The whole band is worth a mention. Multi-instrumentalist Dylan Fowler provides excellent rhythm and solo work on Guitar, Mandocello, and oboe. Other new boy Eddie Hession on accordion puts not a foot wrong and spars with Kelbie and Garrick on ‘Estradno ora’. Bosnian singers Tea & Mirella Hodzic are the icing on the cake for this heady mix of Eastern European drama.
|Songlines - UK
Szapora are a group of British musicians augmented by a couple of singers from former Yugoslavia, Mirella and Tea Hodzic, who show an unimpeachable familiarity with the music of south-eastern Europe. The sound is led by violin and accordion (played with real authority by Christian Garrick and Eddie Hession respectively), backed up by guitar and bass and a not-too-obtrusive oboe.

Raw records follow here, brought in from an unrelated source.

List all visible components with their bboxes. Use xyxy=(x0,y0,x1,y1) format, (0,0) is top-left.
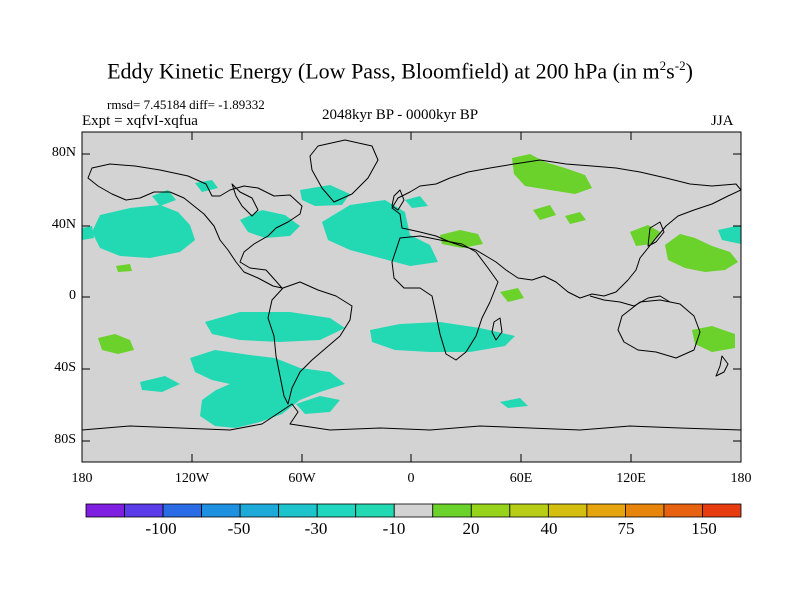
neg-region xyxy=(718,225,741,244)
colorbar-box xyxy=(124,503,164,518)
colorbar-box xyxy=(702,503,742,518)
colorbar xyxy=(85,503,742,518)
pos-region xyxy=(630,225,660,246)
colorbar-label: -30 xyxy=(304,519,328,538)
colorbar-box xyxy=(355,503,395,518)
colorbar-box xyxy=(586,503,626,518)
coast-indonesia xyxy=(589,295,671,307)
coast-antarctica xyxy=(82,403,741,431)
colorbar-box xyxy=(470,503,511,518)
colorbar-box xyxy=(201,503,241,518)
negative-anomaly-regions xyxy=(82,180,741,428)
coast-uk xyxy=(391,189,405,211)
pos-region xyxy=(512,154,592,194)
colorbar-label: -10 xyxy=(382,519,406,538)
lat-label: 0 xyxy=(69,288,76,303)
colorbar-box xyxy=(663,503,703,518)
colorbar-label: -100 xyxy=(145,519,177,538)
coast-madagascar xyxy=(491,317,503,341)
neg-region xyxy=(500,398,528,408)
colorbar-box xyxy=(85,503,125,518)
neg-region xyxy=(152,190,176,206)
lon-label: 120E xyxy=(616,471,646,486)
lat-label: 80N xyxy=(51,145,76,160)
lat-label: 80S xyxy=(54,432,76,447)
neg-region xyxy=(140,376,180,392)
colorbar-box xyxy=(239,503,280,518)
lon-ticks xyxy=(191,132,632,462)
coast-south-america xyxy=(267,281,353,405)
coast-africa xyxy=(391,235,499,361)
coastlines xyxy=(82,139,741,431)
anomaly-fields xyxy=(82,154,741,428)
lon-label: 0 xyxy=(407,471,415,486)
lat-ticks xyxy=(82,153,741,442)
lon-label: 60E xyxy=(509,471,533,486)
colorbar-label: 20 xyxy=(462,519,480,538)
colorbar-label: 150 xyxy=(691,519,717,538)
colorbar-box xyxy=(393,503,434,518)
lon-label: 60W xyxy=(288,471,316,486)
colorbar-box xyxy=(547,503,588,518)
coast-new-zealand xyxy=(715,355,729,377)
season-label: JJA xyxy=(711,113,734,129)
lat-label: 40N xyxy=(51,217,76,232)
neg-region xyxy=(205,312,345,342)
coast-japan xyxy=(647,221,665,247)
colorbar-box xyxy=(162,503,202,518)
colorbar-box xyxy=(278,503,318,518)
neg-region xyxy=(240,210,300,238)
neg-region xyxy=(82,226,94,240)
colorbar-box xyxy=(509,503,549,518)
colorbar-label: 75 xyxy=(617,519,635,538)
neg-region xyxy=(296,396,340,414)
lat-label: 40S xyxy=(54,360,76,375)
pos-region xyxy=(116,264,132,272)
lon-label: 180 xyxy=(730,471,752,486)
pos-region xyxy=(98,334,134,354)
colorbar-label: 40 xyxy=(540,519,558,538)
map-background xyxy=(82,132,741,462)
positive-anomaly-regions xyxy=(98,154,738,354)
colorbar-box xyxy=(432,503,472,518)
pos-region xyxy=(565,212,586,224)
coast-greenland xyxy=(309,139,379,203)
coast-europe-asia xyxy=(391,159,741,299)
neg-region xyxy=(322,200,438,266)
coast-australia xyxy=(617,299,701,359)
pos-region xyxy=(692,326,735,352)
lon-label: 180 xyxy=(71,471,93,486)
pos-region xyxy=(440,230,483,248)
pos-region xyxy=(533,205,556,220)
neg-region xyxy=(92,205,195,258)
chart-title: Eddy Kinetic Energy (Low Pass, Bloomfiel… xyxy=(107,58,693,84)
coast-hudson xyxy=(231,183,259,217)
colorbar-box xyxy=(625,503,665,518)
experiment-label: Expt = xqfvI-xqfua xyxy=(82,113,198,129)
lon-label: 120W xyxy=(174,471,210,486)
period-label: 2048kyr BP - 0000kyr BP xyxy=(322,107,479,123)
neg-region xyxy=(190,350,345,428)
colorbar-box xyxy=(316,503,357,518)
pos-region xyxy=(665,234,738,272)
stats-text: rmsd= 7.45184 diff= -1.89332 xyxy=(107,97,265,112)
colorbar-label: -50 xyxy=(227,519,251,538)
neg-region xyxy=(405,196,428,208)
pos-region xyxy=(500,288,524,302)
neg-region xyxy=(370,322,515,352)
coast-north-america xyxy=(87,163,303,289)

Most of the material hails from Romania, Hungary, Macedonia, Bosnia and Bulgaria, with a couple of Russian cabaret favourites, and one original – the opening track, which is very much in the Romanian style. There is also a charming transformation of mandolin wizard Andy Statman’s ‘Flatbush Waltz’, which they somehow manage to make sound as though it was from a late-night Hungarian café instead of some Appalachian. The well thought-out, imaginative and precisely played arrangements offer more than a touch of fun (a startling nod in the direction of Vaughan Williams in the middle of a Bulgarian dance, for example) and lift this CD out of the run-of-the-mill company of so many Western bands that play this music. The singers, too, make a real contribution, especially on the two Bosnian songs. The band make no attempt to imitate a local sound but instead reinterpret it in their own way, and very successfully too.

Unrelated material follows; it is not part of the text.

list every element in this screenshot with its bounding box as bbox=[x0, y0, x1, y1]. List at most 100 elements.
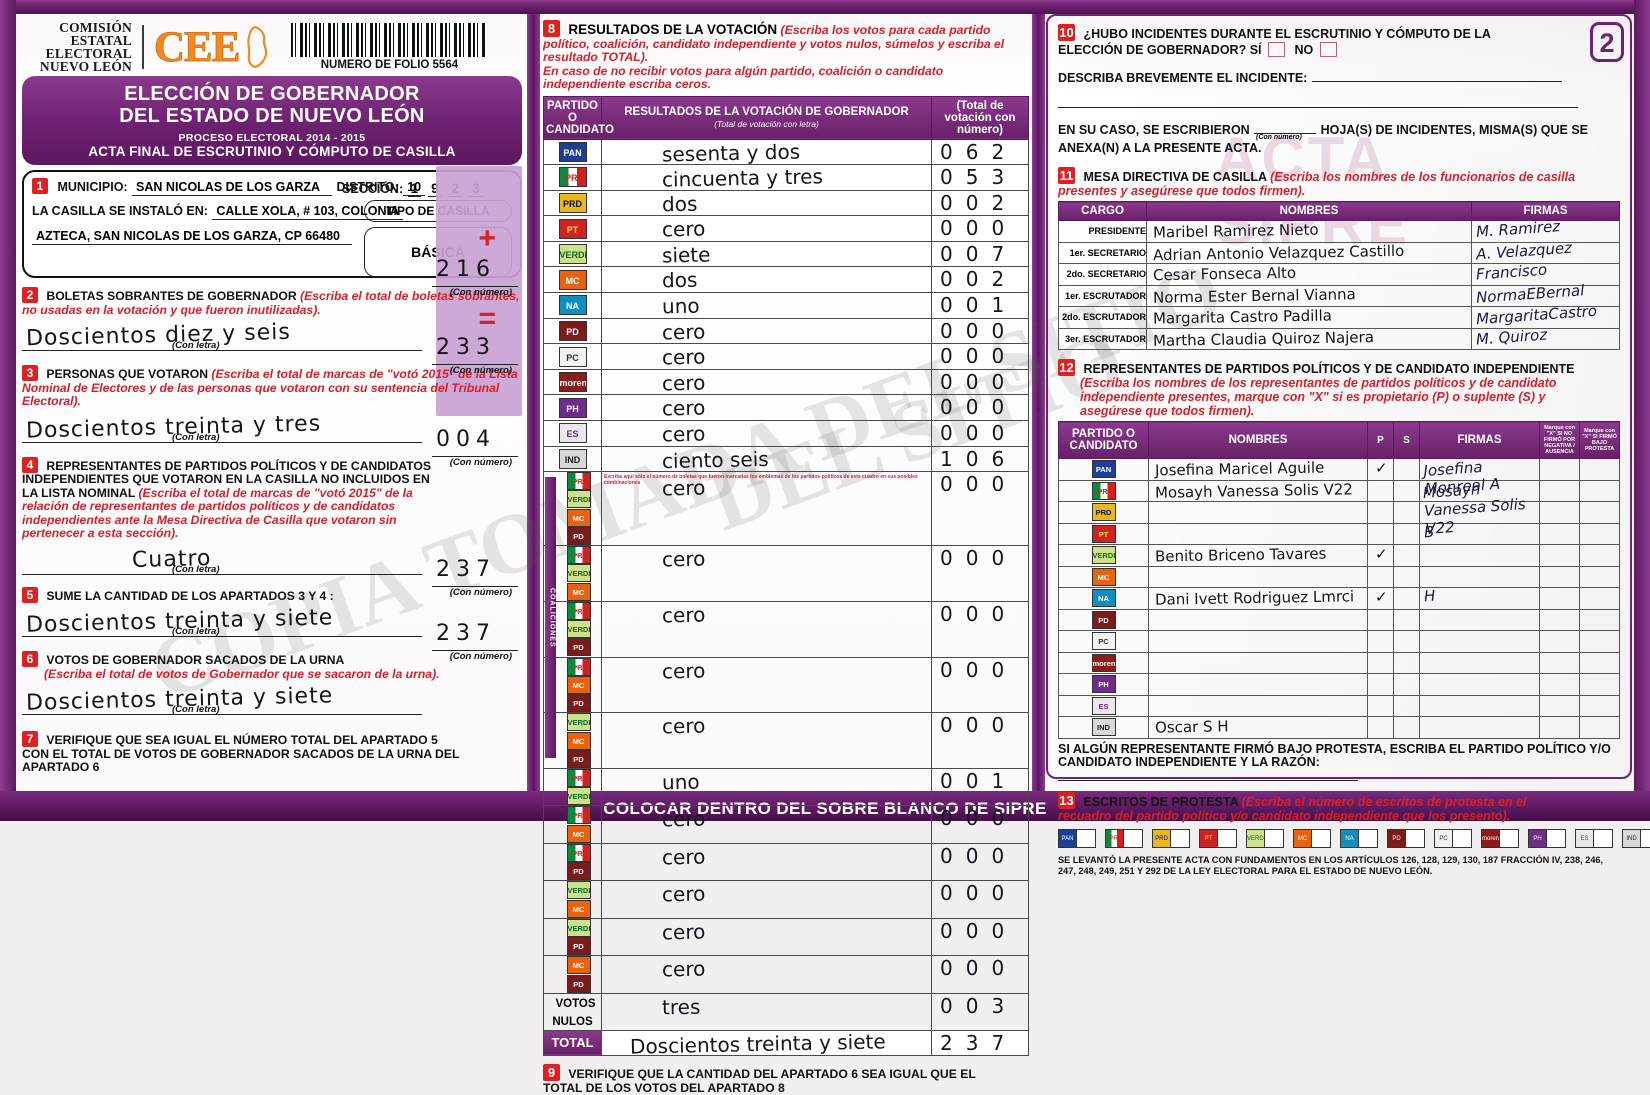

This is certainly not a grim-faced homage to a folk tradition daintily preserved in aspic, but a good-hearted romp through a bunch of enjoyable tunes – with some moments of real emotion.
|Hot Club News - GERMANY
Szapora is an English band completely devoted to the Gypsy music of the Balkans. Apart from the two singers, Tea and Mirella Hodzic, all members are English. That's almost unbelievable given the authenticity that shines through their music. The group's guiding light is guitar player Dave Kelbie who is also the creative brain behind the Le Jazz project with Fapy Lafertin. Those who like gypsy folklore will find this CD a treat. It doesn't offer some csardas music (meaning newfangled Hungarian dancy numbers), bar for one song, but it offers the real thing, the real music of Southern Europe's gypsies. Wistful love songs interchange with fast dance tracks, the accordion and the violin do the hard work and the mandocello, oboe and mandolin land a hand. An impressive production, which puts across a lot of emotions. An excellent start for all those who want to have a go at delving into the gypsy folklore.